I paid. I opened the door to leave and saw the bus pulled up at the stop, traffic coming in both directions. I channeled my childhood hours spent playing Frogger – see, Mom and Pa? It was useful! – and managed to get across the street without getting hit. I have a weird feeling that I maybe lifted my arms and legs in an exaggerated way, to get my body to run. It didn’t feel at all natural. I think in that moment I knew I did not actually have pneumonia, because if I did, I never would have been able to run for a bus. I have had pneumonia, and you, cruddy-ass cold, are no pneumonia.
On the bus, I switched my nearly-dead phone back on. There was a voice mail from the doc already. Indeed, it wasn’t pneumonia! I opened the bag to find a cinnamon raisin bagel, and a pretty burnt one they’d probably have given out for free in 30 more minutes, and I wanted to curse the counter guy.

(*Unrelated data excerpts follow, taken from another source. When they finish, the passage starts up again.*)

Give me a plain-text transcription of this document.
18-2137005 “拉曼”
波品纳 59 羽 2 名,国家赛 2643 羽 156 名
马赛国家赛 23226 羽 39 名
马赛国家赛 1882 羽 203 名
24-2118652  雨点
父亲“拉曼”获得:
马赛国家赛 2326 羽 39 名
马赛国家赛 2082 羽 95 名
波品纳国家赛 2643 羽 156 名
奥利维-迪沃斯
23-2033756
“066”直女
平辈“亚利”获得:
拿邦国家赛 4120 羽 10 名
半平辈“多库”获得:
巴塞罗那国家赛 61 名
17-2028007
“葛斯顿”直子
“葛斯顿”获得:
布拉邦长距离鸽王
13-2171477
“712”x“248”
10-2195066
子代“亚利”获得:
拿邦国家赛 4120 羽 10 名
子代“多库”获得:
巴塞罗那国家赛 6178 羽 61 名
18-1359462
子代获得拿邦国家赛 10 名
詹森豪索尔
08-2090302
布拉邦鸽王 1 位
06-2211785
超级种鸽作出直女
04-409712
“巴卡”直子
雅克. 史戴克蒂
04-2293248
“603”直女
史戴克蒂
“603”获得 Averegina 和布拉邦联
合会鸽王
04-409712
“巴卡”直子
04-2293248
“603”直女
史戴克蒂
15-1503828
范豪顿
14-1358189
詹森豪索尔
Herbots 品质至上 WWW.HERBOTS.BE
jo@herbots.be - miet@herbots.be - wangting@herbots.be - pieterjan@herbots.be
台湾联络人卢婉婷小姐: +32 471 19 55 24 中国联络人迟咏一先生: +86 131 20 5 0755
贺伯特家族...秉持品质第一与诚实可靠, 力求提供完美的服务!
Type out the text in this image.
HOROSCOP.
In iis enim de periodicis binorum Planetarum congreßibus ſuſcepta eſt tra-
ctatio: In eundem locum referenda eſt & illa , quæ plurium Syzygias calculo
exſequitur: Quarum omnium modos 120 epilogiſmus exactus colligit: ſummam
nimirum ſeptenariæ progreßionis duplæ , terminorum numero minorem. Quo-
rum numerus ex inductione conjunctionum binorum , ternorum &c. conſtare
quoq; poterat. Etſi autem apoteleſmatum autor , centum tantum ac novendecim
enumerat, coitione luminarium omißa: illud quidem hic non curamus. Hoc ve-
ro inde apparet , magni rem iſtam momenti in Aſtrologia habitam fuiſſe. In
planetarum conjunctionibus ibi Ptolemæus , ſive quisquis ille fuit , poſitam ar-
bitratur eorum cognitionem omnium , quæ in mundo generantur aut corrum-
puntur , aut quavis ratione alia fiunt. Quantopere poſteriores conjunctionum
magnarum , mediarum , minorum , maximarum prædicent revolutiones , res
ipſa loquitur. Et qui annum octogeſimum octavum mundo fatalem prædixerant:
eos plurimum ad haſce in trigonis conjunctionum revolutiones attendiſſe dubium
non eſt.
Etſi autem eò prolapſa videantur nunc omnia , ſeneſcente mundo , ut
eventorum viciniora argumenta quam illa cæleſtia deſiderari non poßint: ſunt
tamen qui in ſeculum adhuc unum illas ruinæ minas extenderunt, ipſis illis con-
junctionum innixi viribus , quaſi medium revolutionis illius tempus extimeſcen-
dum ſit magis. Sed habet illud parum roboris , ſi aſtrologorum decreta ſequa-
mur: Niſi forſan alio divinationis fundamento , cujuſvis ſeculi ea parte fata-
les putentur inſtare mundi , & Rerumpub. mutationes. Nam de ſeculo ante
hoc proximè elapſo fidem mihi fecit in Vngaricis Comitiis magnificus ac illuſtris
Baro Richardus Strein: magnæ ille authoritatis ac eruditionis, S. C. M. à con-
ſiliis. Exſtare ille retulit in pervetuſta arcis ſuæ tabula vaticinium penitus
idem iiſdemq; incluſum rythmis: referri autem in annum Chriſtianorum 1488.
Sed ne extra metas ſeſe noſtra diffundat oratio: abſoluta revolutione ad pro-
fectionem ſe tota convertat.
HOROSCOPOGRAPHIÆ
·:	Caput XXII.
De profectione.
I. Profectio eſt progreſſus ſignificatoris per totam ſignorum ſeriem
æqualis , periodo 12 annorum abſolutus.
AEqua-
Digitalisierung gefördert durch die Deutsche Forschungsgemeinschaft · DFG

Guess what, though? Nothing was going to really ruin my day now. I felt horrible, couldn’t breathe through my nose, had a splitting headache, was going to miss a concert I’d been looking forward to. On balance, though: No pneumonia! Magnolia! J gets to hang out with an old friend tonight! And, four wonderful nights in the not-so-distant future will be spent with my family in my favorite part of Rome, a stone’s throw from Piazza Navona.
OK, so I can’t breathe right now, or even deal with bright light (my phone display is turned down to the dimmest as I type this) but I can find many reasons to smile. This makes me an optimist, or an idiot, or – perhaps most accurately – about equal parts of both.